Cosa accade in questo 2012? Che il prodotto, nonostante tenti di “evolversi”, ha esaurito la sua funzione e terminato il suo ciclo di vita: “Celebrate” è stato un flop in Europa e negli USA. Questo accade quando si ha come target di riferimento un pubblico in perenne trasformazione, come quello dei pre-adolescenti a cui Mika si rivolge in modo particolare: oggi sei l’idolo delle ragazzine e domani vieni rimpiazzato dai TOY. L’unica soluzione percorribile dunque era di puntare su un pubblico più adulto, proprio come hanno fatto i Take That nella loro seconda venuta, assoldando nel proprio entourage Stuart Price, lo smanettone che fu già  l’artefice di un miracolo: resuscitare Madonna curando la produzione di “Confession on Dancefloor”.

Mika percorre la medesima strada, affidandosi a produttori di grido (Pharell, Benny Benassi e Klas Ahlud) per rendere la sua proposta più accattivante, sempre entro i limiti di un inoffensivo dance-pop.
Fatte queste premesse “The Origin of Love” non convince. Mika resta immobile sulle sue posizioni e propone all’infinito la formula che lo ha portato al successo. Un pop drogato di synth che suona ormai stucchevole ed insignificante. La “maturità ” per Mika sta nel condurre il novello young adult alla discoteca pomeridiana, una maturità  di evento ma non di sostanza, dove l’ex pischellino che prima s’addormentava con “Happy Ending” o sculettava in cameretta davanti lo specchio al suono di “We are Golden”, ora ancheggia sul dancefloor sulle note della pur sempre infantile “Overrated” e della zuccherosamente tamarra “Stardust”.

A girare ancor di più il coltello nella piaga c’è “Emily”, una versione senza malizia di “Tik Tok” di Kesha, e la pretenziosa “Heroes”, un brano cantautorale che scimmiotta senza vergogna “Hide & Seek” di Imogen Heap.
“The Origin of Love” non ha nulla di nuovo da dire e nulla di noto che era necessario ribadire.
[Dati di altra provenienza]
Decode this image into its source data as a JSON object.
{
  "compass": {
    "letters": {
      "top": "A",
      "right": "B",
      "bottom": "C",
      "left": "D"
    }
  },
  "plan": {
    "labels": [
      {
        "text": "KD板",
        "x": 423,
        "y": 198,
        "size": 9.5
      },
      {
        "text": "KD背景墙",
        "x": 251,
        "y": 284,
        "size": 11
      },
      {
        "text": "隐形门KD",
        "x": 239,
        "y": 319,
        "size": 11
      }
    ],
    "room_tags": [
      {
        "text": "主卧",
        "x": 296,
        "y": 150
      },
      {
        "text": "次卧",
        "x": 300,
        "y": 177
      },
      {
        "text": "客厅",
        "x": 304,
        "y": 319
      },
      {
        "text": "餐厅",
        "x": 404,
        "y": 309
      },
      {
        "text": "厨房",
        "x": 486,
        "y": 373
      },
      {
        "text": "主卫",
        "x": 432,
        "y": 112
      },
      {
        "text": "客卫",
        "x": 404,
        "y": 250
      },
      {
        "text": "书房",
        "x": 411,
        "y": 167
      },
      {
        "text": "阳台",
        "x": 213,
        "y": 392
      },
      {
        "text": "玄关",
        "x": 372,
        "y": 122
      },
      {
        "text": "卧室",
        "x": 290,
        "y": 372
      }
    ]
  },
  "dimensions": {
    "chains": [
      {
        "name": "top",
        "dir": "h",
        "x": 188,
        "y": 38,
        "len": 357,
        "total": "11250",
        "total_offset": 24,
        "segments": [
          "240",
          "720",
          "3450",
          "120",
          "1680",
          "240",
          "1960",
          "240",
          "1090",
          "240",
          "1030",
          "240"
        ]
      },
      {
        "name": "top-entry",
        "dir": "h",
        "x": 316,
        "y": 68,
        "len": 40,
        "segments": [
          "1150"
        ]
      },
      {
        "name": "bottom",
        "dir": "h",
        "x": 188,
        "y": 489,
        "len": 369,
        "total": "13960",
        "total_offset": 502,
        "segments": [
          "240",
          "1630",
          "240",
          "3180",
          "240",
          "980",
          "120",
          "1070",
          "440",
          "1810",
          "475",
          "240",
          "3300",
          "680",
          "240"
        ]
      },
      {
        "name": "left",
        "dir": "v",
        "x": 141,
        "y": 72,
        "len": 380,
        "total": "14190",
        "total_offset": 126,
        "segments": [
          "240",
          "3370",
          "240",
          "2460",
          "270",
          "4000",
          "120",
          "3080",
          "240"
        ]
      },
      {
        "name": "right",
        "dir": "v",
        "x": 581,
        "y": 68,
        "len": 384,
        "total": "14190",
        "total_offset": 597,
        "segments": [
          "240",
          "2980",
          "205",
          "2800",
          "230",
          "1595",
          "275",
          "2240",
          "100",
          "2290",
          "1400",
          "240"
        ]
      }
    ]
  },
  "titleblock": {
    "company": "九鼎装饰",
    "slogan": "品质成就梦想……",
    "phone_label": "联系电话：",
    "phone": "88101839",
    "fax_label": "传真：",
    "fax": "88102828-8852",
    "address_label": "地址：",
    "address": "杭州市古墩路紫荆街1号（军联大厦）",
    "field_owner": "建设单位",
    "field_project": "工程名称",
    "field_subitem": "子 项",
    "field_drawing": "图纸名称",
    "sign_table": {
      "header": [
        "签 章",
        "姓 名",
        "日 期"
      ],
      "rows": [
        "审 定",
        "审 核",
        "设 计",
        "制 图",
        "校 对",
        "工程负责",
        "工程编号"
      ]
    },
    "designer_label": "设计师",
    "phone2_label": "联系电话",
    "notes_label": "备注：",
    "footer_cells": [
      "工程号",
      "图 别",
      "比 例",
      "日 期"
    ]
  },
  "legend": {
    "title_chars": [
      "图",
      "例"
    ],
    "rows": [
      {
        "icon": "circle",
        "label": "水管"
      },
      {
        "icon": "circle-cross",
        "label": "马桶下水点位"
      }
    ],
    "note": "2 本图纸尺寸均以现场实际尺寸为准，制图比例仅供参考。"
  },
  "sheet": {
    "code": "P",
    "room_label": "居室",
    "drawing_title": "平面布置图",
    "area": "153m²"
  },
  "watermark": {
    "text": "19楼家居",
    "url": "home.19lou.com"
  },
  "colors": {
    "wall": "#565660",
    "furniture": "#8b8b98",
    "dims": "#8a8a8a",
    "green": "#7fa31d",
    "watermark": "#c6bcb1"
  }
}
Mika ha voce e talento, ma evidentemente non ha sufficiente volontà  e curiosità  per usarlo in maniera non banale e in linea con le sue potenzialità . Quello che poteva essere un diamante lucente, un nuovo Elton John, continua ad essere un pezzo di carbone su cui un piccolo principe, sbadato, ha fatto cadere un po’ di polvere di stelle.